I celebrated my first mothers day as a mother last year, every year before that I saw Mothers Day as a holiday to celebrate my mother and all she's done for me. Last year, we (Me, one of my sisters and Go-2-daddy) prepared a dinner Mother's Day feast and we all sat around, ate and enjoyed the company of one another. Go-2-baby was only 5 months old at the time so she of course didn't take part in the festivities. In fact, I believe she slept through the entire dinner, or most of it. My mom more than likely enjoyed having all of her children and grandchildren in one place at the same time. This year, she will be in the presence of all but two of her children (her two oldest daughters) and all but one of her grandchildren (Go-2-baby.)
My mom moved over 500 miles away to Norfolk, Nebraska about two months ago. It dawned on me last week as people began to discuss Mother's Day plans that I would be miles away from my own mother this year. I may have missed a year or two coming home for Mothers Day while in college, however it feels a bit different now. I can't bring myself to complain because at least I can say my mom is miles away, and I can get to her if I needed to. I know there are so many people who aren't blessed to still have a mother around. For that, I remain thankful for my mom and will celebrate her from afar.
Besides, now that I'm a mother, I need to think about what my Mothers Day tradition will be, if I even have one. The holiday now has a completely different angle for me. Of course, it's still about celebrating my mother, but also celebrating my motherhood. I can't wait to hear Go-2-baby say Happy Mother's Day or make me something special at school or daycare. This year, Go-2-baby is still too young to understand the holiday, or any day for that matter. Which means I won't be getting a macaroni necklace or handmade card from her any time soon.
In fact, we may not do much to celebrate Mothers Day this year, unless of course Go-2-daddy has something planned. His mom is out of town visiting her mom, so she won't be around for us to celebrate with either. I've read a lot of blogs and comments of moms who really prefer to celebrate the holiday without their children, if at all. It seems that the holiday for them is more of a day to escape the everyday duties of motherhood and enjoy themselves. I can't blame them for that. Being a mom is the most rewarding yet most consuming position a woman can ever hold. I have no complaints about my duties, but I do understand why so many moms, especially those with smaller children, are hoping to spend their day without being pushed and pulled a million different ways by their little ones.
Another complaint I've seen is that some mothers would rather not be taken to a nice and crowded restaraunt to wait hours to eat an overpriced brunch or dinner. This could explain why our meal time was always so early. Growing up I remember wondering why we always had to go eat dinner before lunch, or why the buffet even started serving dinner food so early. I recall being told once that we were trying to beat the "church" crowd. Since Mother's Day is another one of those holidays where "non church goers," attend church mainly to please their mothers or grandmothers, it makes sense to beat the rush and enjoy a family meal before all of the restaurants are packed.

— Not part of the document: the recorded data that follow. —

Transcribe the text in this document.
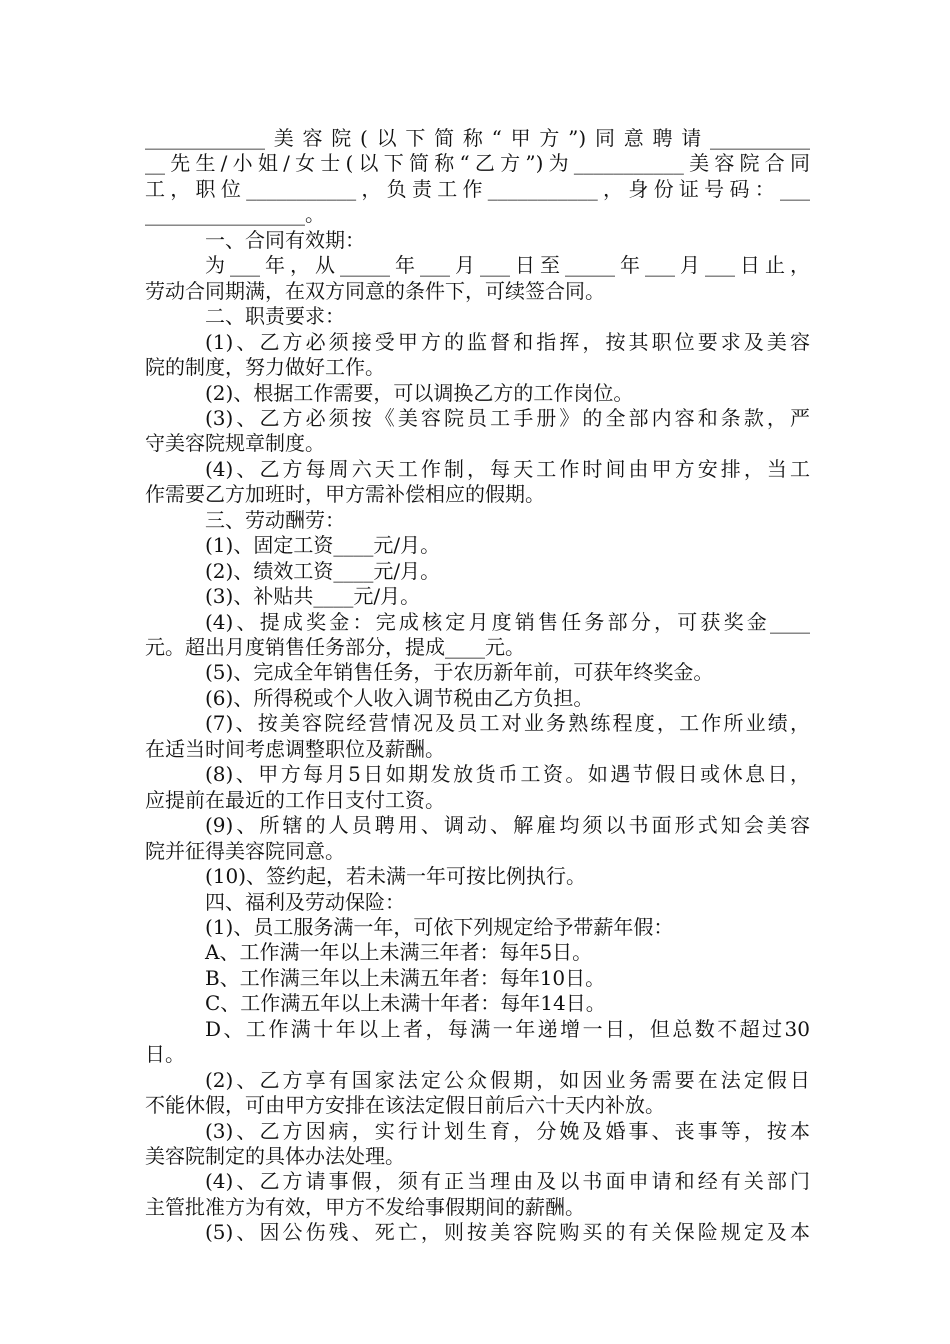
____________美容院(以下简称“甲方”)同意聘请__________
__先生/小姐/女士(以下简称“乙方”)为___________美容院合同
工，职位___________，负责工作___________，身份证号码：___
________________。
一、合同有效期：
为___年，从_____年___月___日至_____年___月___日止，
劳动合同期满，在双方同意的条件下，可续签合同。
二、职责要求：
(1)、乙方必须接受甲方的监督和指挥，按其职位要求及美容
院的制度，努力做好工作。
(2)、根据工作需要，可以调换乙方的工作岗位。
(3)、乙方必须按《美容院员工手册》的全部内容和条款，严
守美容院规章制度。
(4)、乙方每周六天工作制，每天工作时间由甲方安排，当工
作需要乙方加班时，甲方需补偿相应的假期。
三、劳动酬劳：
(1)、固定工资____元/月。
(2)、绩效工资____元/月。
(3)、补贴共____元/月。
(4)、提成奖金：完成核定月度销售任务部分，可获奖金____
元。超出月度销售任务部分，提成____元。
(5)、完成全年销售任务，于农历新年前，可获年终奖金。
(6)、所得税或个人收入调节税由乙方负担。
(7)、按美容院经营情况及员工对业务熟练程度，工作所业绩，
在适当时间考虑调整职位及薪酬。
(8)、甲方每月5日如期发放货币工资。如遇节假日或休息日，
应提前在最近的工作日支付工资。
(9)、所辖的人员聘用、调动、解雇均须以书面形式知会美容
院并征得美容院同意。
(10)、签约起，若未满一年可按比例执行。
四、福利及劳动保险：
(1)、员工服务满一年，可依下列规定给予带薪年假：
A、工作满一年以上未满三年者：每年5日。
B、工作满三年以上未满五年者：每年10日。
C、工作满五年以上未满十年者：每年14日。
D、工作满十年以上者，每满一年递增一日，但总数不超过30
日。
(2)、乙方享有国家法定公众假期，如因业务需要在法定假日
不能休假，可由甲方安排在该法定假日前后六十天内补放。
(3)、乙方因病，实行计划生育，分娩及婚事、丧事等，按本
美容院制定的具体办法处理。
(4)、乙方请事假，须有正当理由及以书面申请和经有关部门
主管批准方为有效，甲方不发给事假期间的薪酬。
(5)、因公伤残、死亡，则按美容院购买的有关保险规定及本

Whether you wish to spend your day enjoying the presence of your moms and/or children, or all alone at the Spa to unwind, enjoy your day. Remember that there are many mothers who have lost children and children who have lost mothers. Their holiday will never be the same, yes they can reminisce on good times spent with their lost loves ones, but it will never be the same. Hug your babies tight and embrace them. Call your mother if you can't spend the day with her and make sure she knows that you appreciate her. Mothers Day is a day to celebrate the joy that is motherhood. As moms, we make many sacrifices for our children, that our moms made for us yet we probably didn't understand until becoming mothers ourselves. So this year, or any year I won't complain about spending Mothers Day with my child or children. Instead, I will remain grateful that I was blessed with the honor of motherhood. Happy Mothers Day everyone!